Przykładem takich "za wysokich" zarobków są zdaniem szefa Partii Pracy piłkarze w angielskiej Premiership. Wystarczy przywołać gaże dwóch zawodników Manchesteru United 300 000 funtów tygodniowo dla Wayne'a Rooneya (czyli półtora miliona złotych) czy 250 000 funtów dla Zlatana Ibrahimovica (1,25 miliona złotych). To kwoty, jakich nie zobaczy większość Anglików ma kontach przez rok! Sam Corbyn zarabia niecałe 140 000 rocznie.
ZOBACZ TEŻ: Dwa lata minęły od "Czarnego Czwartku" frankowiczów
Brytyjski polityk jest kibicem piłkarskim, osobiście ściska kciuki za Arsenal Londyn. To nie zmienia jednak jego spojrzenia na kwestie zaróbków boiskowych gwiazdorów.
- Nie widzę powodu, dla którego ktoś miałby zarabiać więcej niż 50 mln funtów rocznie.
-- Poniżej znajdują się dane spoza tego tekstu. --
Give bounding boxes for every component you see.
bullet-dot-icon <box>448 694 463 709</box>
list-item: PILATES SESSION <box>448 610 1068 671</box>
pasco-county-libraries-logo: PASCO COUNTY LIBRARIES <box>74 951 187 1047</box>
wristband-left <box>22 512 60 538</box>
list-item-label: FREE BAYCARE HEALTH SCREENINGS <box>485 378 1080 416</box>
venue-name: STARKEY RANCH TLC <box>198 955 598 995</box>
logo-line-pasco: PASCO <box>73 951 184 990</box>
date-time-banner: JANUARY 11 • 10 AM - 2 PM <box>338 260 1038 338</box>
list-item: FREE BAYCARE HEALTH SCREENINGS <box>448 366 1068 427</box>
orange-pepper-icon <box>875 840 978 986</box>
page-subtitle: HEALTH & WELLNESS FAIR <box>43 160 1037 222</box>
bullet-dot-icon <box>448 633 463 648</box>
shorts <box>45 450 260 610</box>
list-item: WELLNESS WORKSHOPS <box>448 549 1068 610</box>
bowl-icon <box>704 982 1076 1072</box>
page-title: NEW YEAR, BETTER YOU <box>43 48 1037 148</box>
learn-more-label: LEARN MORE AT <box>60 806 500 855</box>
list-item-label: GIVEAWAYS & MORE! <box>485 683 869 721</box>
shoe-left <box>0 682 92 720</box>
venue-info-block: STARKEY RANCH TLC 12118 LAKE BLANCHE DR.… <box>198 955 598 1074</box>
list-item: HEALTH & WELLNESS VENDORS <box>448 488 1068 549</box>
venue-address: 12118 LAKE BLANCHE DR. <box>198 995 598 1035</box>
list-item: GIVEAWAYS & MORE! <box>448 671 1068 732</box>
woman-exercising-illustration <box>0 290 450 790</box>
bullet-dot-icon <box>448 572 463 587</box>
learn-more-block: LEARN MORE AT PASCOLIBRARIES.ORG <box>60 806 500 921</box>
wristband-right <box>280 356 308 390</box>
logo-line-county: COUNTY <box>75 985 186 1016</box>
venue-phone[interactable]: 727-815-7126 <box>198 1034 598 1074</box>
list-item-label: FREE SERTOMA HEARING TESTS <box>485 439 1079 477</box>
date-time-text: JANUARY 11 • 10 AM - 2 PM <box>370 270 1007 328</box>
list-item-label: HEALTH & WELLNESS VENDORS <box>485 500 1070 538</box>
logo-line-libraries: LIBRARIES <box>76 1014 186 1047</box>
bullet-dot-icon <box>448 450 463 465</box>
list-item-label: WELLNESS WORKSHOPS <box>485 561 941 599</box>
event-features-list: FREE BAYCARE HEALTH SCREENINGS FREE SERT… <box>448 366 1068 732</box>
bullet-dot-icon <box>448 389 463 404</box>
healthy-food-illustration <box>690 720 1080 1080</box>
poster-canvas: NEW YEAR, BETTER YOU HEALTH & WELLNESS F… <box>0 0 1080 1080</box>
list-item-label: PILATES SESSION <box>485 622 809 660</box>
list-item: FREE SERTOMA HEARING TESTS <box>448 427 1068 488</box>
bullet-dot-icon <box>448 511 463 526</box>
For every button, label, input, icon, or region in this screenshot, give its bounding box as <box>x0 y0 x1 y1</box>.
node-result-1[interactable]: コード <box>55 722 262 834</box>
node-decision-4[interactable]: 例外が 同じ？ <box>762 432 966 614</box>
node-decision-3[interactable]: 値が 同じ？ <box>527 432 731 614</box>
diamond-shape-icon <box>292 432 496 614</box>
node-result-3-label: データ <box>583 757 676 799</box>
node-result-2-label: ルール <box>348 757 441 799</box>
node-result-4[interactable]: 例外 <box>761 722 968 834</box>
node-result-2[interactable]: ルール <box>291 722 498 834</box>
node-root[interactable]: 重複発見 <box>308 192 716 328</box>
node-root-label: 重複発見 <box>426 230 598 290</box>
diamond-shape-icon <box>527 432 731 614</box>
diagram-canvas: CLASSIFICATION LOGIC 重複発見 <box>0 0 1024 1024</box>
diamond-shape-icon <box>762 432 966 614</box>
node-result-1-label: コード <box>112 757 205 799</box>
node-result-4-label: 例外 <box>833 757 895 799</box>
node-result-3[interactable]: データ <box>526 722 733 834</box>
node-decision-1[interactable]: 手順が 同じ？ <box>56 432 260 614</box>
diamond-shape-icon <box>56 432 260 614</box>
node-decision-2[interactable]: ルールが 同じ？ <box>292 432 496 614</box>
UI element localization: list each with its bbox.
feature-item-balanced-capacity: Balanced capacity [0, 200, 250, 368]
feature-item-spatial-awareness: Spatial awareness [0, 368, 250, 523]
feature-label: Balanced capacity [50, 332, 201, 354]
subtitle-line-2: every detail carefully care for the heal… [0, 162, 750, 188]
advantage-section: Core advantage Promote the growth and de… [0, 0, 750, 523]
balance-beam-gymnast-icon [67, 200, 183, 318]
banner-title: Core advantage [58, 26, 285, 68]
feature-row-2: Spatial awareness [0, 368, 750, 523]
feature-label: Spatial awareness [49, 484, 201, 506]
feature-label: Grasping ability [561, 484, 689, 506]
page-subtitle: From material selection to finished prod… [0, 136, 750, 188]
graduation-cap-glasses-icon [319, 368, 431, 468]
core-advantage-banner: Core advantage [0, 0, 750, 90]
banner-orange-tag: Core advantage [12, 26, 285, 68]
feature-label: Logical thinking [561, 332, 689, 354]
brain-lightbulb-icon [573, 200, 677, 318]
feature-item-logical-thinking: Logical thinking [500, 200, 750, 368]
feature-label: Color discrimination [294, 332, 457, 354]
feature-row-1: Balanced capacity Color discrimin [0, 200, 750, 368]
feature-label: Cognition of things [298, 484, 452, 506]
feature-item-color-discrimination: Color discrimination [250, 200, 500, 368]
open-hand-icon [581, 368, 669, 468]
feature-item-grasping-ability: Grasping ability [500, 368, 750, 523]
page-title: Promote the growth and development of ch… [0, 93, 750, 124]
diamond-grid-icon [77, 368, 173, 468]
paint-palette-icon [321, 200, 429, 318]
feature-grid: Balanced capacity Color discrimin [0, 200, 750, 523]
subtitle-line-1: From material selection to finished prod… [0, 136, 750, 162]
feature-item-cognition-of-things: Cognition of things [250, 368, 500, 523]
Trenerowi Wengerowi (siedzącemu za sterami w Arsenalu) na pewno spodobałby się taki pomysł, gdyby nałożyć limit na wszystkie kluby angielskiej Premier League - uważa Jeremy Corbyn.
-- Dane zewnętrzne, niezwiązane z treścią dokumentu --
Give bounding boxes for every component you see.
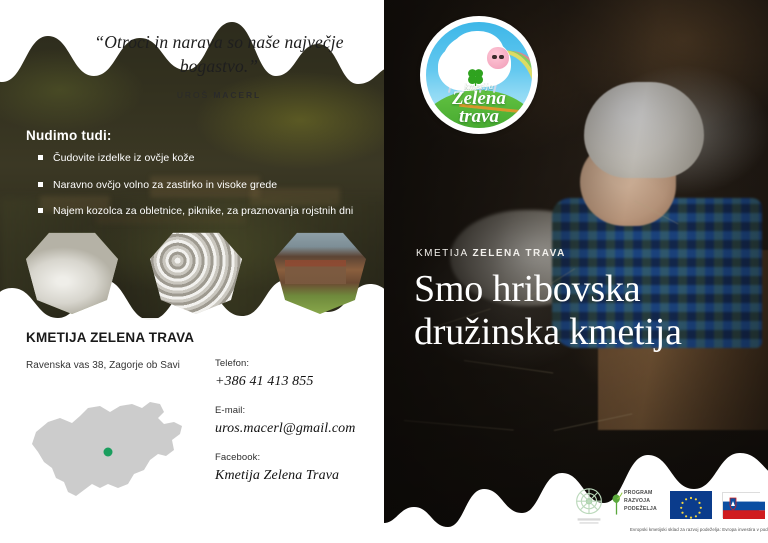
logo-big-text-line2: trava xyxy=(426,108,532,127)
quote-block: “Otroci in narava so naše največje bogas… xyxy=(84,30,354,100)
offer-item-label: Čudovite izdelke iz ovčje kože xyxy=(53,152,195,164)
offer-item-label: Najem kozolca za obletnice, piknike, za … xyxy=(53,205,353,217)
sheep-fleece-photo xyxy=(26,232,118,314)
program-razvoja-podezelja-logo: PROGRAM RAZVOJA PODEŽELJA xyxy=(610,488,664,522)
contact-facebook-label: Facebook: xyxy=(215,452,375,463)
offer-list-item: Najem kozolca za obletnice, piknike, za … xyxy=(38,205,368,218)
quote-text: “Otroci in narava so naše največje bogas… xyxy=(84,30,354,78)
contact-phone: Telefon: +386 41 413 855 xyxy=(215,358,375,390)
farm-address: Ravenska vas 38, Zagorje ob Savi xyxy=(26,360,180,371)
contact-phone-value[interactable]: +386 41 413 855 xyxy=(215,374,375,390)
logo-sheep-head-icon xyxy=(487,47,508,68)
farm-name-heading: KMETIJA ZELENA TRAVA xyxy=(26,330,194,345)
logo-big-text: Zelena trava xyxy=(426,90,532,127)
slovenia-map xyxy=(22,392,202,504)
contact-facebook: Facebook: Kmetija Zelena Trava xyxy=(215,452,375,484)
offer-list-item: Čudovite izdelke iz ovčje kože xyxy=(38,152,368,165)
contact-email-label: E-mail: xyxy=(215,405,375,416)
brochure-page: “Otroci in narava so naše največje bogas… xyxy=(0,0,768,543)
slovenia-map-icon xyxy=(22,392,202,504)
program-logo-text: PROGRAM RAZVOJA PODEŽELJA xyxy=(624,490,657,513)
map-location-marker xyxy=(104,448,113,457)
square-bullet-icon xyxy=(38,208,43,213)
contact-phone-label: Telefon: xyxy=(215,358,375,369)
eyebrow-bold-text: ZELENA TRAVA xyxy=(472,248,565,259)
square-bullet-icon xyxy=(38,182,43,187)
quote-author-last: MACERL xyxy=(213,90,261,100)
offer-heading: Nudimo tudi: xyxy=(26,128,112,143)
contact-facebook-value[interactable]: Kmetija Zelena Trava xyxy=(215,468,375,484)
offer-item-label: Naravno ovčjo volno za zastirko in visok… xyxy=(53,179,277,191)
leader-rosette-icon xyxy=(570,483,608,527)
funding-caption: Evropski kmetijski sklad za razvoj podež… xyxy=(630,527,768,532)
logo-artwork: kmetija Zelena trava xyxy=(426,22,532,128)
page-title: Smo hribovska družinska kmetija xyxy=(414,268,714,355)
contact-email-value[interactable]: uros.macerl@gmail.com xyxy=(215,421,375,437)
european-union-flag xyxy=(670,491,712,519)
program-logo-line1: PROGRAM xyxy=(624,490,657,498)
eyebrow-light-text: KMETIJA xyxy=(416,248,468,259)
quote-author-first: UROŠ xyxy=(177,90,209,100)
eyebrow-label: KMETIJA ZELENA TRAVA xyxy=(416,248,566,259)
program-logo-line2: RAZVOJA xyxy=(624,498,657,506)
offer-list-item: Naravno ovčjo volno za zastirko in visok… xyxy=(38,179,368,192)
raw-wool-photo xyxy=(150,232,242,314)
contact-email: E-mail: uros.macerl@gmail.com xyxy=(215,405,375,437)
square-bullet-icon xyxy=(38,155,43,160)
funding-logos-strip: PROGRAM RAZVOJA PODEŽELJA xyxy=(570,479,760,531)
hexagon-photo-row xyxy=(26,232,366,314)
slovenia-flag xyxy=(722,492,760,518)
contact-column: Telefon: +386 41 413 855 E-mail: uros.ma… xyxy=(215,358,375,499)
left-panel: “Otroci in narava so naše največje bogas… xyxy=(0,0,384,543)
program-logo-line3: PODEŽELJA xyxy=(624,506,657,514)
kozolec-hayrack-photo xyxy=(274,232,366,314)
quote-author: UROŠ MACERL xyxy=(84,90,354,100)
offer-list: Čudovite izdelke iz ovčje kože Naravno o… xyxy=(38,152,368,232)
farm-logo-badge[interactable]: kmetija Zelena trava xyxy=(420,16,538,134)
Pomysł pensji maksymalnej nie znalazł uznaniach w oczach innych polityków, być może dlatego, że pułap Corbyn uzależnił od .. swoich zarobków. Uznał, że ok. 150 000 funtów rocznie (czyli trzy czwarte miliona złotych) to adekwatna kwota, czyli niewiele więcej niż ... zarabia sam. Były doradca szefa laburzystów nazwał to wprost "idiotycznym i niewykonalnym pomysłem". Choćby dlatego, że kluby zamiast pensji zaoferują piłkarzom premie w formie "udziału w zysku".
Jedynym politykiem, który chwali pomysł, jest były minister z ramienia Partii Pracy Denis McShane. Jednak dodaje, że to był jego pomysł, który zgłosił 23 lata temu.